Journal: The New England journal of medicine
Study type and population
- Phase 1, single‑arm, dose‑escalation and dose‑optimization trial of rezatapopt, an oral, selective p53 reactivator targeting TP53 Y220C.
- 77 heavily pretreated patients with locally advanced or metastatic solid tumors harboring TP53 Y220C were enrolled.
Treatment and dosing
- Doses explored: 150–2500 mg once daily and 1500 mg twice daily, given in continuous 21‑day cycles.
- Maximum tolerated dose: 1500 mg twice daily.

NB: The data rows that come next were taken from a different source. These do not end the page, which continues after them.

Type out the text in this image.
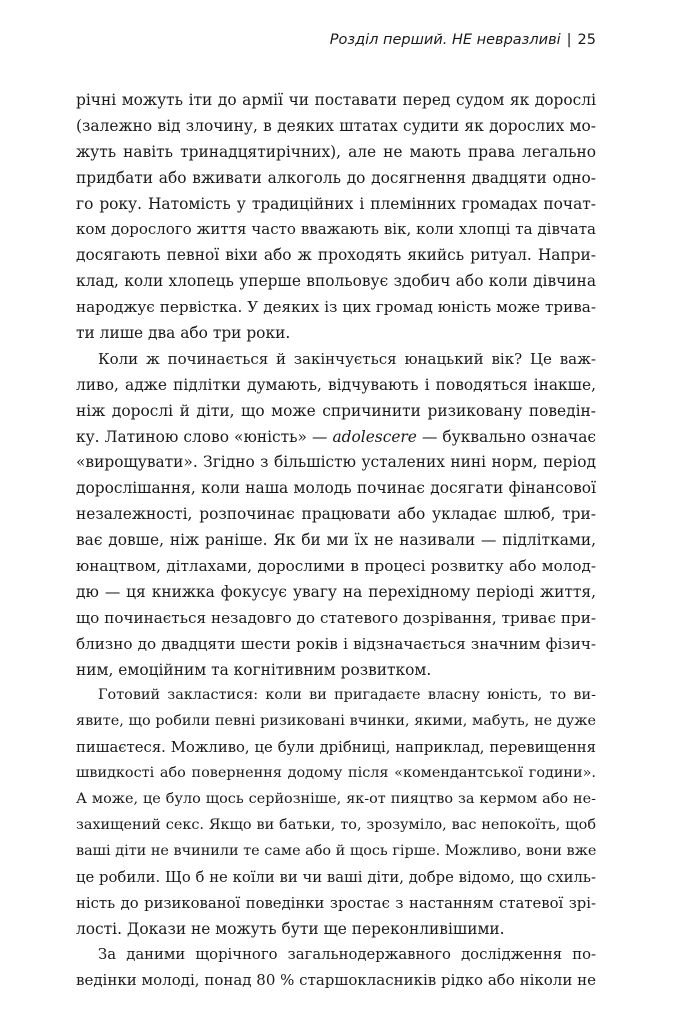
Розділ перший. НЕ невразливі | 25

річні можуть іти до армії чи поставати перед судом як дорослі
(залежно від злочину, в деяких штатах судити як дорослих мо-
жуть навіть тринадцятирічних), але не мають права легально
придбати або вживати алкоголь до досягнення двадцяти одно-
го року. Натомість у традиційних і племінних громадах почат-
ком дорослого життя часто вважають вік, коли хлопці та дівчата
досягають певної віхи або ж проходять якийсь ритуал. Напри-
клад, коли хлопець уперше впольовує здобич або коли дівчина
народжує первістка. У деяких із цих громад юність може трива-
ти лише два або три роки.

Коли ж починається й закінчується юнацький вік? Це важ-
ливо, адже підлітки думають, відчувають і поводяться інакше,
ніж дорослі й діти, що може спричинити ризиковану поведін-
ку. Латиною слово «юність» — adolescere — буквально означає
«вирощувати». Згідно з більшістю усталених нині норм, період
дорослішання, коли наша молодь починає досягати фінансової
незалежності, розпочинає працювати або укладає шлюб, три-
ває довше, ніж раніше. Як би ми їх не називали — підлітками,
юнацтвом, дітлахами, дорослими в процесі розвитку або молод-
дю — ця книжка фокусує увагу на перехідному періоді життя,
що починається незадовго до статевого дозрівання, триває при-
близно до двадцяти шести років і відзначається значним фізич-
ним, емоційним та когнітивним розвитком.

Готовий закластися: коли ви пригадаєте власну юність, то ви-
явите, що робили певні ризиковані вчинки, якими, мабуть, не дуже
пишаєтеся. Можливо, це були дрібниці, наприклад, перевищення
швидкості або повернення додому після «комендантської години».
А може, це було щось серйозніше, як-от пияцтво за кермом або не-
захищений секс. Якщо ви батьки, то, зрозуміло, вас непокоїть, щоб
ваші діти не вчинили те саме або й щось гірше. Можливо, вони вже
це робили. Що б не коїли ви чи ваші діти, добре відомо, що схиль-
ність до ризикованої поведінки зростає з настанням статевої зрі-
лості. Докази не можуть бути ще переконливішими.

За даними щорічного загальнодержавного дослідження по-
ведінки молоді, понад 80 % старшокласників рідко або ніколи не
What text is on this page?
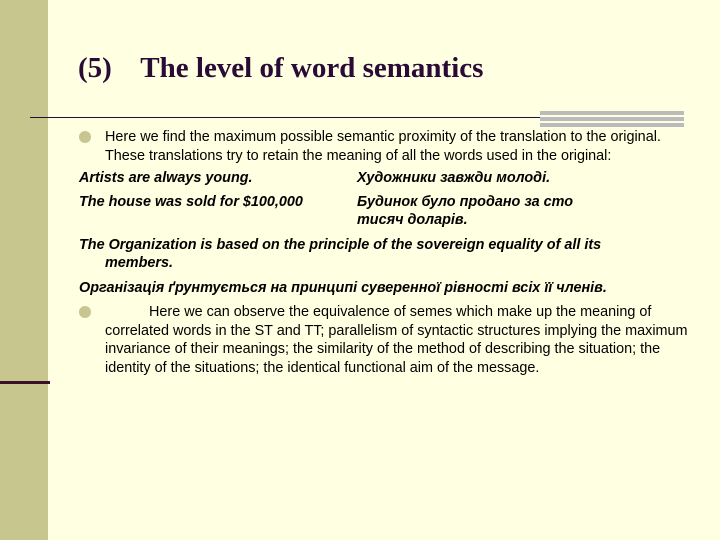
(5)    The level of word semantics

Here we find the maximum possible semantic proximity of the translation to the original. These translations try to retain the meaning of all the words used in the original:

Artists are always young.	Художники завжди молоді.
The house was sold for $100,000	Будинок було продано за сто
тисяч доларів.
The Organization is based on the principle of the sovereign equality of all its
members.
Організація ґрунтується на принципі суверенної рівності всіх її членів.

Here we can observe the equivalence of semes which make up the meaning of correlated words in the ST and TT; parallelism of syntactic structures implying the maximum invariance of their meanings; the similarity of the method of describing the situation; the identity of the situations; the identical functional aim of the message.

- Recommended phase 2 dose (RP2D): 2000 mg once daily with food, based on integrated safety, efficacy, and pharmacokinetic data.
Safety
- Overall AEs: 99% of patients experienced at least one adverse event (AE); 38% had only grade 1–2 AEs.
- Most common AEs: nausea (58%), vomiting (44%), increased creatinine (39%), fatigue (39%), anemia (36%).
- Treatment‑related AEs: occurred in 87% of patients; mostly grade 1–2 (62%).
- Discontinuations: 3% discontinued due to treatment‑related AEs.
- ≥grade 3 AE: anemia was the most common (16%).
- GI AEs: largely manageable symptomatically and were less frequent when taken with food.
Efficacy
- Overall response rate (ORR) (confirmed complete or partial responses) was 20% across all patients.
- Wild‑type tumor subgroup: among patients with “wild‑type tumor” who received ≥1150 mg once daily, ORR was 30%.
- Tumor types with confirmed responses: included ovarian and breast cancers.
- Responders: all had solid tumors harboring TP53 Y220C, with wild‑type status for the other gene noted in the abstract.
Key takeaway for practice/research
- Rezatapopt shows manageable toxicity dominated by GI effects and anemia, and demonstrates antitumor activity across several TP53 Y220C‑mutated solid tumors, providing clinical proof‑of‑concept for mutation‑specific p53 reactivation and supporting further phase 2 evaluation at 2000 mg once daily with food.